Marie A. Bernard, MD is the National Institutes of Health (NIH) Chief Officer for Scientific Workforce Diversity (COSWD). As COSWD, she leads NIH thought regarding the science of scientific workforce diversity, assuring that the full range of talent is accessed to promote scientific creativity and innovation, both intramurally and extramurally. Dr. Bernard also co-leads NIH’s newly announced UNITE initiative to end structural racism. Prior to being selected as the COSWD in May 2021, she was deputy director of the National Institute on Aging (NIA). As NIA’s senior geriatrician, she served as the principal advisor to the NIA director. She also led a broad range of activities, including co-chairing two Department of Health and Human Services Healthy People 2020/2030 objectives – 1) Older Adults, and 2) Dementias, including Alzheimer’s disease. She co-led the NIH-wide Inclusion Governance Committee that ensures appropriate inclusion of individuals in clinical studies, including by sex/gender, race/ethnicity, and inclusion of children and older adults. She also led the Women of Color Committee of the NIH-wide Working Group on Women in Biomedical Careers. Her national leadership in geriatrics research, teaching, and clinical practice has been recognized by the Clark Tibbits award from the Academy for Gerontology in Higher Education (2013), the Donald P Kent award from the Gerontological Society of America (2014), and the John A. Hartford Foundation Trustees award (2022) . Her work within NIH has been recognized with NIH Director’s awards (2018, 2019), including the NIH Director’s award for Equity, Diversity, and Inclusion in 2020; and NIH Director’s awards for leadership of the NIH-wide UNITE initiative and Anti-Racism Steering Committee in 2022.

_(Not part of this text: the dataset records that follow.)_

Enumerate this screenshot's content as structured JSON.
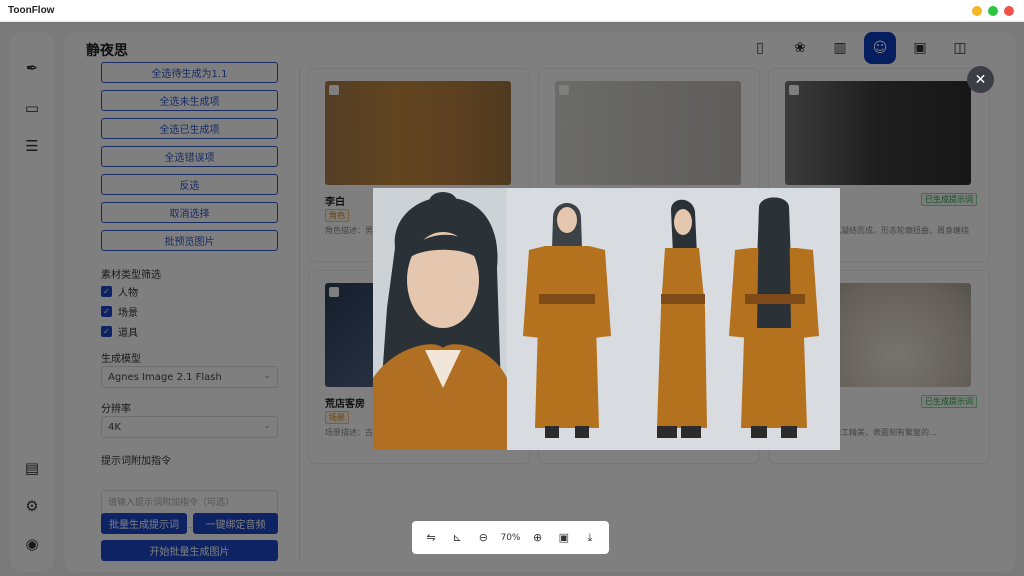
{
  "app": {
    "title": "ToonFlow",
    "window_dots": [
      "#f5b625",
      "#2cc542",
      "#f0524c"
    ]
  },
  "page": {
    "title": "静夜思"
  },
  "left_nav": {
    "top_icons": [
      "quill-icon",
      "folder-icon",
      "document-icon"
    ],
    "bottom_icons": [
      "book-icon",
      "settings-icon",
      "github-icon"
    ]
  },
  "toolbar": {
    "icons": [
      "script-icon",
      "palette-icon",
      "library-icon",
      "character-icon",
      "video-icon",
      "box-icon"
    ],
    "active": "character-icon",
    "accent": "#0b3dbf"
  },
  "panel": {
    "batch_buttons": [
      "全选待生成为1.1",
      "全选未生成项",
      "全选已生成项",
      "全选错误项",
      "反选",
      "取消选择",
      "批预览图片"
    ],
    "type_filter_label": "素材类型筛选",
    "type_filters": [
      "人物",
      "场景",
      "道具"
    ],
    "model_label": "生成模型",
    "model_value": "Agnes Image 2.1 Flash",
    "resolution_label": "分辨率",
    "resolution_value": "4K",
    "prompt_label": "提示词附加指令",
    "prompt_placeholder": "请输入提示词附加指令（可选）",
    "btn_batch_prompt": "批量生成提示词",
    "btn_bind_voice": "一键绑定音频",
    "btn_start": "开始批量生成图片"
  },
  "cards": [
    {
      "name": "李白",
      "tag": "角色",
      "status": "",
      "desc": "角色描述：男…"
    },
    {
      "name": "",
      "tag": "",
      "status": "",
      "desc": ""
    },
    {
      "name": "",
      "tag": "",
      "status": "已生成提示词",
      "desc": "…由黑暗和魔气凝结而成，形态轮廓扭曲，周身缠绕着黑色…"
    },
    {
      "name": "荒店客房",
      "tag": "场景",
      "status": "",
      "desc": "场景描述：古…客栈的破旧…"
    },
    {
      "name": "",
      "tag": "",
      "status": "",
      "desc": ""
    },
    {
      "name": "",
      "tag": "",
      "status": "已生成提示词",
      "desc": "…古白玉佩，雕工精美，表面刻有繁复的…"
    }
  ],
  "viewer": {
    "zoom_label": "70%",
    "zoom_percent": 70,
    "tools": [
      "flip-horizontal-icon",
      "rotate-icon",
      "zoom-out-icon",
      "zoom-in-icon",
      "fit-image-icon",
      "download-icon"
    ]
  }
}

Until October 2008 she was the endowed professor and founding chairman of the Donald W. Reynolds Department of Geriatric Medicine at the University of Oklahoma College of Medicine, and Associate Chief of Staff for Geriatrics and Extended Care at the Oklahoma City Veterans Affairs Medical Center. She has held numerous national leadership roles, including chair of the Department of Veterans Affairs National Research Advisory Committee, chair of the Clinical Medicine (now Health Sciences) Section of the Gerontological Society of America, board member of the American Geriatrics Society, president of the Association for Gerontology in Higher Education, and president of the Association of Directors of Geriatric Academic Programs. She has lectured and published widely in her area of research, nutrition and function in older adults, with particular focus on underrepresented minority populations.
Dr. Bernard completed her undergraduate education at Bryn Mawr College, Bryn Mawr, Pennsylvania, and received her M.D. from the University of Pennsylvania, Philadelphia. She trained in internal medicine at Temple University Hospital, Philadelphia, where she also served as chief resident. She received additional training through the Association of American Medical Colleges Health Services Research Institute, the Geriatric Education Center of Pennsylvania, and the Wharton School Executive Development program.